Telefonu her çaldığında kötü bir haber alma endişesiyle açtığını belirten Serçe, "Sabrımız kalmadı. Telefon çalınca soluğu mu kesildi diye düşünüyoruz. Biz hasta tutuklumuzun bir an önce bırakılmasını istiyoruz. Onu hastaneye, doktora götürmemiz lazım. Kendimiz evimizde bakarız. Cezaevlerinde kalma şartları kötü. Ölecekse de evinde ölsün. Görüşe bile gelirken zorlanıyor. Artık onun cezaevinde yatacak hali kalmadı" dedi.

O telefon çaldı

Gozel Serçe'nin endişesi haklı çıktı ve o telefon önceki gece geldi; Bazo Yılmaz'ın yaşamını yitirdiği iletildi. Urfa 2 Nolu T Tipi Kapalı Cezaevi'nden kaldırıldığı Adli Tıp Kurumu (ATK) morgundan alınan cenaze, dün yüzlerce araçlık konvoyla Gogan Mahallesi'ne götürüldü. Cenaze törenine Halkların Demokratik Partisi (HDP) Urfa Milletvekilleri Ayşe Sürücü ve Ömer Öcalan, Urfa Barış Anneleri Meclisi üyeleri ile binlerce kişi katıldı. 

Boyun eğmedi

Törenden önce konuşan HDP Urfa Milletvekili Ömer Öcalan, Yılmaz’ın sağlık durumu Meclis gündemine taşıdıklarını, ATK’ye başvuru yapıldığını hatırlatarak, “ATK, ‘cezaevinde kalabilir’ diyor. Biz bu duruma ne diyeceğiz, düşmanlık değil midir, düşman hukuku değil midir? Bu ölüm sıradan bir ölüm değil. Halkın rekor oylarıyla seçilen bu insanı ölüme sürükleyen, cezaevine gönderen ve onların yanında yer alanlar, bu cinayetin sorumlusudur. Göklü halkı şehidine onurlu bir şekilde sahip çıktı. Cenazelerde konuşulmaz ama bu bir cinayettir. Cezaevi, Urfa Başsavcısı, hastanenin, Meclis’in, ATK’nın sorumluluğu vardır bu cinayette. Bazo yoldaşın siyasi mücadelesinin takipçisi olacağız. ‘En iyi Kürt ölü Kürt'tür’ anlayışına karşı biz buradayız. Bazo yoldaşımız zalimlere boyun eğmedi” dedi. 

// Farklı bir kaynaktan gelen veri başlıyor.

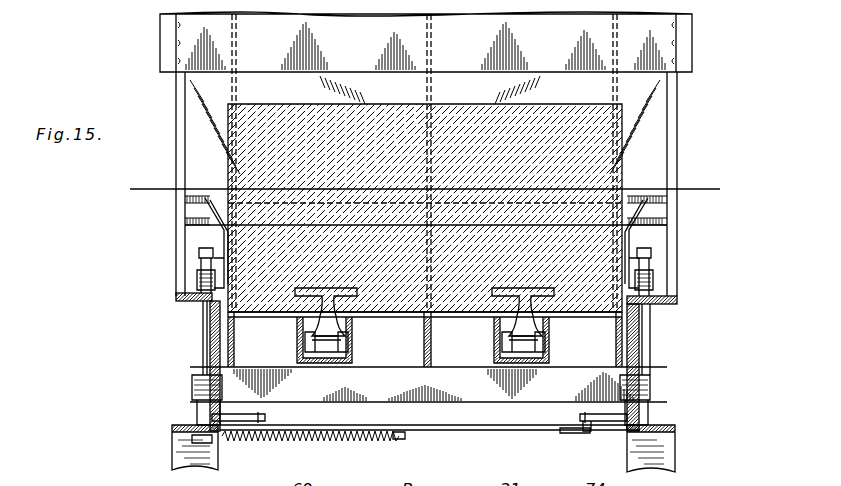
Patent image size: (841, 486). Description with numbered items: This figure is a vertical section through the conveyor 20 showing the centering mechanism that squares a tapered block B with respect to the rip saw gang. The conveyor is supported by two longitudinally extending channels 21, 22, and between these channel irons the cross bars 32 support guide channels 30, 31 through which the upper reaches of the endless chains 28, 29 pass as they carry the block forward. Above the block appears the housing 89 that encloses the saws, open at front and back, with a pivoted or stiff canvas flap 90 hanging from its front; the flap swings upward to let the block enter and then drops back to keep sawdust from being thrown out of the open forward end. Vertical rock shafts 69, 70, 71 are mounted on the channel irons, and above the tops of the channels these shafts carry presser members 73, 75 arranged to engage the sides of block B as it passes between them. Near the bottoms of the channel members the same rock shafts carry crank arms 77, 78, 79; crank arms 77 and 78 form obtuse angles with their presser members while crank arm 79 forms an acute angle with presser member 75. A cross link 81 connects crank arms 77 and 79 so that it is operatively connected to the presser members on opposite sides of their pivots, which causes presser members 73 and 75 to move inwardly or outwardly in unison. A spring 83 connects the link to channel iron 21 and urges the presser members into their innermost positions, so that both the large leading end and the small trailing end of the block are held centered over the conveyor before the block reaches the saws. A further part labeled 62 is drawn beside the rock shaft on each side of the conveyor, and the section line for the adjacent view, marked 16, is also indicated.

The horizontal member 16 is at (718, 190).
The housing 89 is at (195, 47).
The flap 90 is at (658, 118).
The channel 22 is at (186, 298).
The channel 21 is at (672, 300).
The block B is at (590, 160).
The presser member 73 is at (215, 238).
The presser member 75 is at (628, 243).
The conveyor 20 is at (495, 350).
The endless chain 29 is at (297, 346).
The endless chain 28 is at (552, 346).
The guide channel 31 is at (346, 338).
The guide channel 30 is at (500, 330).
The cross bar 32 is at (482, 393).
The cross link 81 is at (448, 430).
The column 62 is at (213, 338).
The rock shaft 69 is at (205, 325).
The rock shaft 71 is at (650, 352).
The crank arm 78 is at (218, 448).
The rock shaft 70 is at (672, 448).
The spring 83 is at (345, 438).
The crank arm 77 is at (238, 428).
The crank arm 79 is at (598, 422).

İmha politikasının parçası

Bazo Yılmaz ile yerelde birlikte çalışan HDP Urfa Milletvekili Ayşe Sürücü, “Hukuksuz bir yere arkadaşlarımızın yerine kayyumlar atandı ve arkadaşlarımız dört duvar arkasına atıldı. Bazo arkadaşımız da 6 yıl önce tutuklandı. Cezaevlerinde bir imha politikası var. Her gün cezaevlerinden cenazeler çıkıyor. Son dönemde 50'ye yakın tutsağını cenazesi çıktı. Bunlardan iktidar sorumludur" şeklinde konuştu. 

'Şehîd namirin'la uğurlandı

Konuşmaların ardından Bazo Yılmaz, binlerce kişi tarafından “Şehîd namirin” sloganı eşliğinde definin yapılacağı mezarı başına omuzlarda taşındı. Cenaze dini vecibelerin ardından toprağa verildi. 

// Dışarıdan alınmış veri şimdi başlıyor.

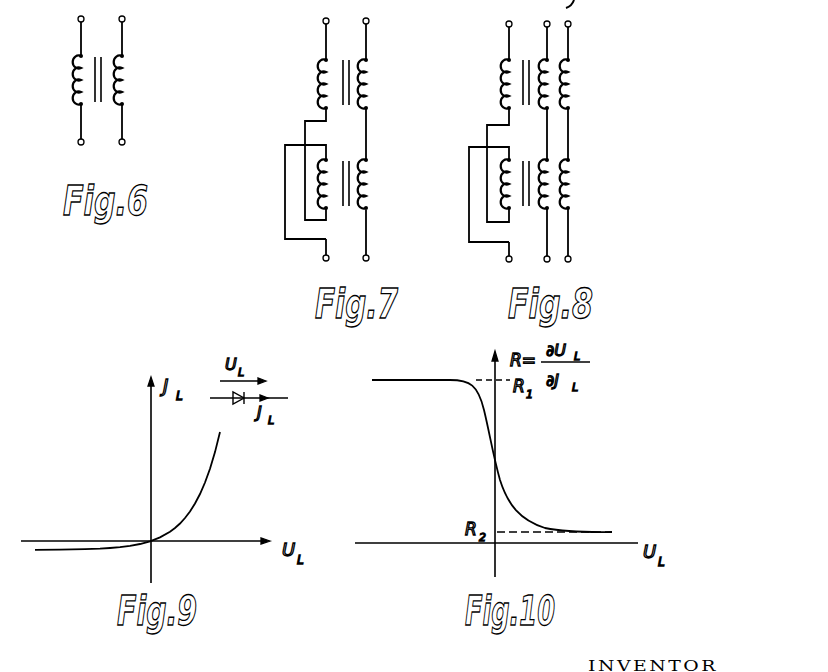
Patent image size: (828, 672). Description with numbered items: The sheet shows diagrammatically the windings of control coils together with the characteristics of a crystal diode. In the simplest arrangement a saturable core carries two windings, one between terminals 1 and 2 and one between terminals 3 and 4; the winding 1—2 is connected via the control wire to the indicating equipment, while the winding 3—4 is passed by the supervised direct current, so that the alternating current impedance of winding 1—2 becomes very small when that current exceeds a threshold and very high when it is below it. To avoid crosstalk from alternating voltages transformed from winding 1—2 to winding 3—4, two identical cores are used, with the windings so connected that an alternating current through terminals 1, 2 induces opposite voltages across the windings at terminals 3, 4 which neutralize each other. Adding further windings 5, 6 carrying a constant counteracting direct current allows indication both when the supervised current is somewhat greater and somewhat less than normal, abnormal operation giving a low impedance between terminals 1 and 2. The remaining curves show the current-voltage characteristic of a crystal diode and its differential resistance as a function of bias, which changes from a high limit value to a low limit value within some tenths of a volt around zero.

Definden sonra kitle taziyenin yapıldığı Bazo Yılmaz’ın ağabeyi Cafer Yılmaz’ın mahallede bulunan evlerine geçti. Akşam saatlerinde TOKİ Camisi’nde taziyeler kabul edildi.  URFA

paylaş

   

Yeni Özgür Politika

© Copyright 2025 Yeni Özgür Politika | Tüm Hakları Saklıdır.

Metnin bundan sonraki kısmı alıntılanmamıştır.